In serata, il rilascio si è trasformato in un rimpatrio in Italia, con un volo di linea diretto a Fiumicino partito alle 17 (ora locale). Sant’Egidio ha voluto ringraziare pubblicamente il presidente Maduro, specificando che il rilascio è stato concesso “per ragioni umanitarie, con un atto di liberalità personale”.

Un gesto che apre nuove possibilità

La liberazione di Schiavo potrebbe rappresentare il primo spiraglio per sbloccare anche altre detenzioni italiane in Venezuela, come quella del cooperante Alberto Trentini, arrestato nel 2024, e di due italo-venezuelani: Juan Carlos Marrufo Capozzi, ex militare arrestato nel 2019, e Hugo Marino, investigatore aeronautico che aveva indagato su due misteriosi incidenti aerei accaduti attorno all’arcipelago di Los Roques, nei quali morirono, tra gli altri, Vittorio Missonie sua moglie.

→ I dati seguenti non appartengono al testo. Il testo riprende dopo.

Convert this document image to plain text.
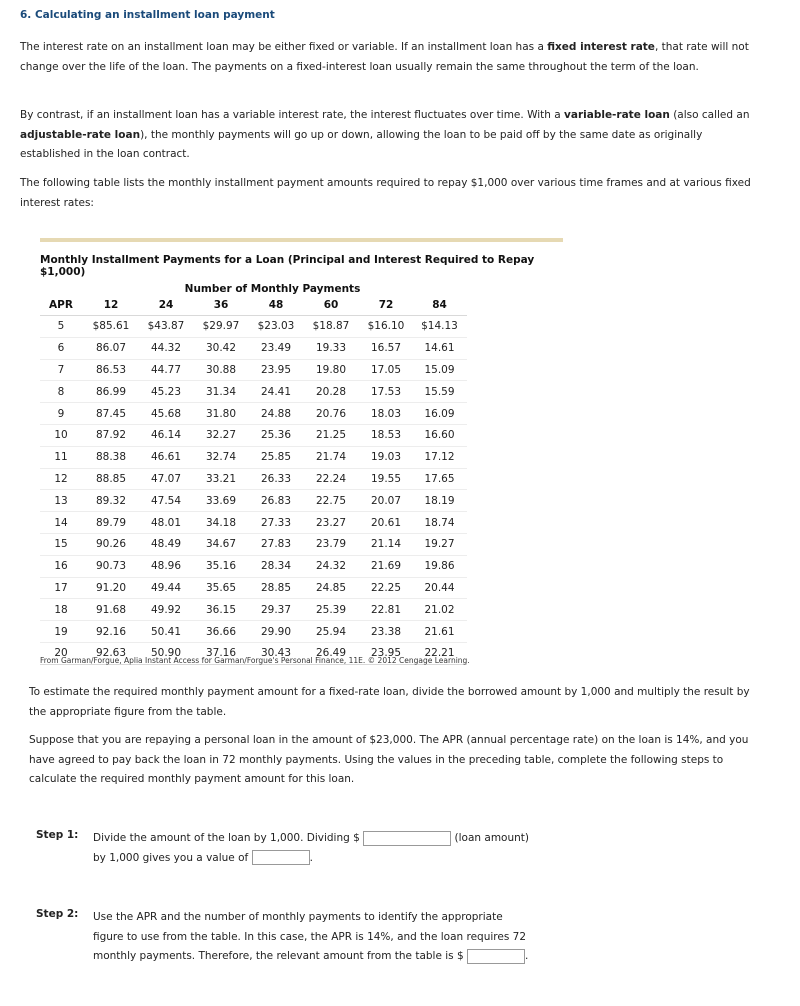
6. Calculating an installment loan payment

The interest rate on an installment loan may be either fixed or variable. If an installment loan has a fixed interest rate, that rate will not change over the life of the loan. The payments on a fixed-interest loan usually remain the same throughout the term of the loan.

By contrast, if an installment loan has a variable interest rate, the interest fluctuates over time. With a variable-rate loan (also called an adjustable-rate loan), the monthly payments will go up or down, allowing the loan to be paid off by the same date as originally established in the loan contract.

The following table lists the monthly installment payment amounts required to repay $1,000 over various time frames and at various fixed interest rates:

Monthly Installment Payments for a Loan (Principal and Interest Required to Repay $1,000)
Number of Monthly Payments
APR	12	24	36	48	60	72	84
5	$85.61	$43.87	$29.97	$23.03	$18.87	$16.10	$14.13
6	86.07	44.32	30.42	23.49	19.33	16.57	14.61
7	86.53	44.77	30.88	23.95	19.80	17.05	15.09
8	86.99	45.23	31.34	24.41	20.28	17.53	15.59
9	87.45	45.68	31.80	24.88	20.76	18.03	16.09
10	87.92	46.14	32.27	25.36	21.25	18.53	16.60
11	88.38	46.61	32.74	25.85	21.74	19.03	17.12
12	88.85	47.07	33.21	26.33	22.24	19.55	17.65
13	89.32	47.54	33.69	26.83	22.75	20.07	18.19
14	89.79	48.01	34.18	27.33	23.27	20.61	18.74
15	90.26	48.49	34.67	27.83	23.79	21.14	19.27
16	90.73	48.96	35.16	28.34	24.32	21.69	19.86
17	91.20	49.44	35.65	28.85	24.85	22.25	20.44
18	91.68	49.92	36.15	29.37	25.39	22.81	21.02
19	92.16	50.41	36.66	29.90	25.94	23.38	21.61
20	92.63	50.90	37.16	30.43	26.49	23.95	22.21
From Garman/Forgue, Aplia Instant Access for Garman/Forgue's Personal Finance, 11E. © 2012 Cengage Learning.

To estimate the required monthly payment amount for a fixed-rate loan, divide the borrowed amount by 1,000 and multiply the result by the appropriate figure from the table.

Suppose that you are repaying a personal loan in the amount of $23,000. The APR (annual percentage rate) on the loan is 14%, and you have agreed to pay back the loan in 72 monthly payments. Using the values in the preceding table, complete the following steps to calculate the required monthly payment amount for this loan.

Step 1: Divide the amount of the loan by 1,000. Dividing $	(loan amount) by 1,000 gives you a value of	.
Step 2: Use the APR and the number of monthly payments to identify the appropriate figure to use from the table. In this case, the APR is 14%, and the loan requires 72 monthly payments. Therefore, the relevant amount from the table is $	.
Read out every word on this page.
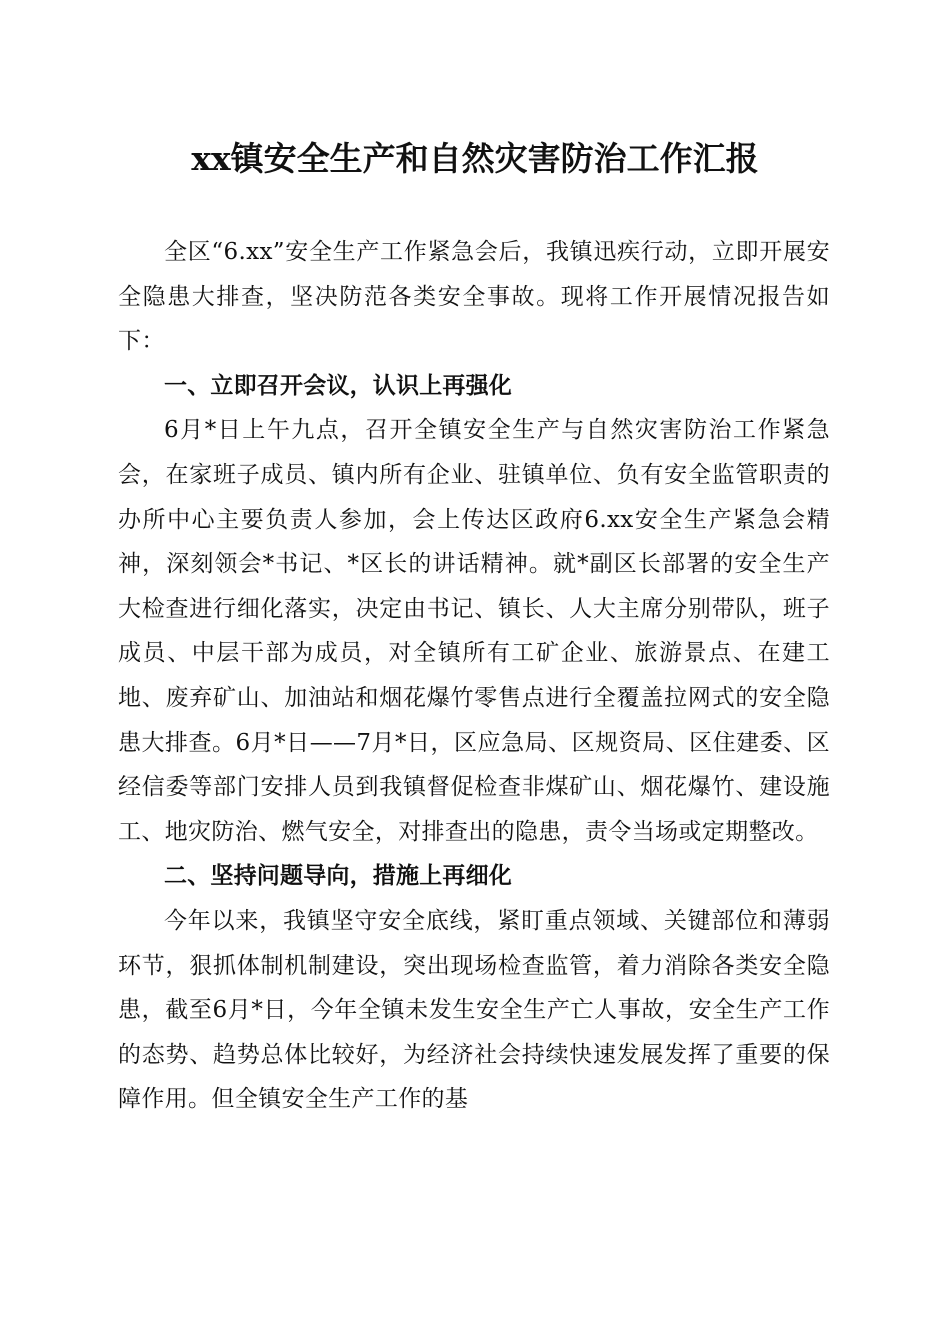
xx镇安全生产和自然灾害防治工作汇报

全区“6.xx”安全生产工作紧急会后，我镇迅疾行动，立即开展安全隐患大排查，坚决防范各类安全事故。现将工作开展情况报告如下：

一、立即召开会议，认识上再强化

6月*日上午九点，召开全镇安全生产与自然灾害防治工作紧急会，在家班子成员、镇内所有企业、驻镇单位、负有安全监管职责的办所中心主要负责人参加，会上传达区政府6.xx安全生产紧急会精神，深刻领会*书记、*区长的讲话精神。就*副区长部署的安全生产大检查进行细化落实，决定由书记、镇长、人大主席分别带队，班子成员、中层干部为成员，对全镇所有工矿企业、旅游景点、在建工地、废弃矿山、加油站和烟花爆竹零售点进行全覆盖拉网式的安全隐患大排查。6月*日——7月*日，区应急局、区规资局、区住建委、区经信委等部门安排人员到我镇督促检查非煤矿山、烟花爆竹、建设施工、地灾防治、燃气安全，对排查出的隐患，责令当场或定期整改。

二、坚持问题导向，措施上再细化

今年以来，我镇坚守安全底线，紧盯重点领域、关键部位和薄弱环节，狠抓体制机制建设，突出现场检查监管，着力消除各类安全隐患，截至6月*日，今年全镇未发生安全生产亡人事故，安全生产工作的态势、趋势总体比较好，为经济社会持续快速发展发挥了重要的保障作用。但全镇安全生产工作的基
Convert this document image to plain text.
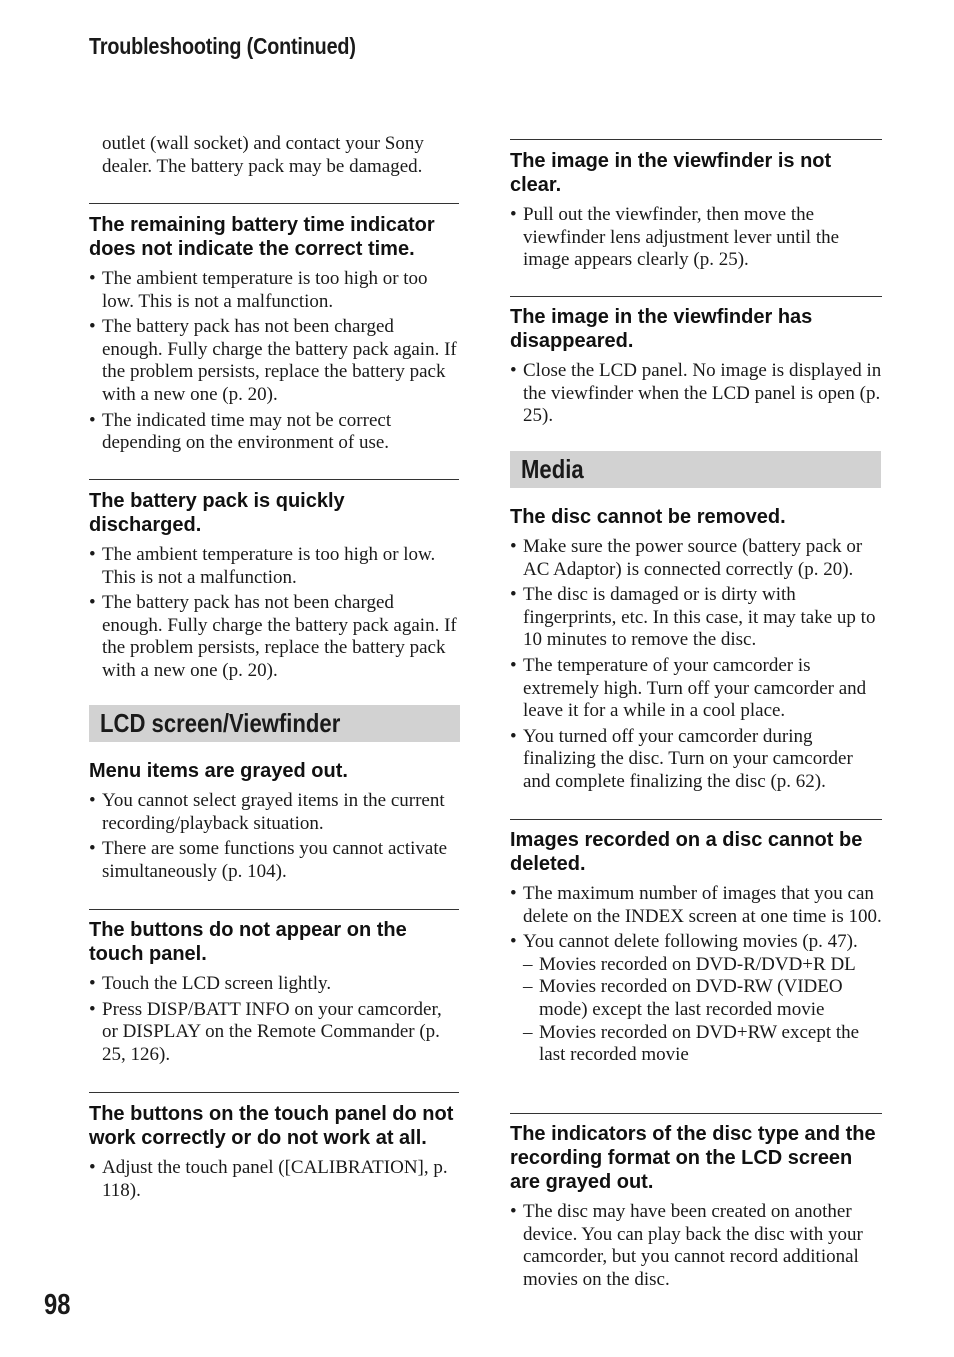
Troubleshooting (Continued)

outlet (wall socket) and contact your Sony dealer. The battery pack may be damaged.

The remaining battery time indicator does not indicate the correct time.
• The ambient temperature is too high or too low. This is not a malfunction.
• The battery pack has not been charged enough. Fully charge the battery pack again. If the problem persists, replace the battery pack with a new one (p. 20).
• The indicated time may not be correct depending on the environment of use.
The battery pack is quickly discharged.
• The ambient temperature is too high or low. This is not a malfunction.
• The battery pack has not been charged enough. Fully charge the battery pack again. If the problem persists, replace the battery pack with a new one (p. 20).
LCD screen/Viewfinder
Menu items are grayed out.
• You cannot select grayed items in the current recording/playback situation.
• There are some functions you cannot activate simultaneously (p. 104).
The buttons do not appear on the touch panel.
• Touch the LCD screen lightly.
• Press DISP/BATT INFO on your camcorder, or DISPLAY on the Remote Commander (p. 25, 126).
The buttons on the touch panel do not work correctly or do not work at all.
• Adjust the touch panel ([CALIBRATION], p. 118).
The image in the viewfinder is not clear.
• Pull out the viewfinder, then move the viewfinder lens adjustment lever until the image appears clearly (p. 25).
The image in the viewfinder has disappeared.
• Close the LCD panel. No image is displayed in the viewfinder when the LCD panel is open (p. 25).
Media
The disc cannot be removed.
• Make sure the power source (battery pack or AC Adaptor) is connected correctly (p. 20).
• The disc is damaged or is dirty with fingerprints, etc. In this case, it may take up to 10 minutes to remove the disc.
• The temperature of your camcorder is extremely high. Turn off your camcorder and leave it for a while in a cool place.
• You turned off your camcorder during finalizing the disc. Turn on your camcorder and complete finalizing the disc (p. 62).
Images recorded on a disc cannot be deleted.
• The maximum number of images that you can delete on the INDEX screen at one time is 100.
• You cannot delete following movies (p. 47).
– Movies recorded on DVD-R/DVD+R DL
– Movies recorded on DVD-RW (VIDEO mode) except the last recorded movie
– Movies recorded on DVD+RW except the last recorded movie
The indicators of the disc type and the recording format on the LCD screen are grayed out.
• The disc may have been created on another device. You can play back the disc with your camcorder, but you cannot record additional movies on the disc.
98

Il carcere e le denunce di tortura

Nel carcere di El Helicoide, dove era rinchiuso Schiavo, numerosi attivisti per i diritti umani hanno documentato casi di maltrattamenti e detenzioni arbitrarie. Anche l’Alto Commissariato delle Nazioni Unite per i Diritti Umani si era occupato del suo caso, definito emblematico per le gravi violazioni del diritto alla difesa e per l’assenza di prove concrete nel processo.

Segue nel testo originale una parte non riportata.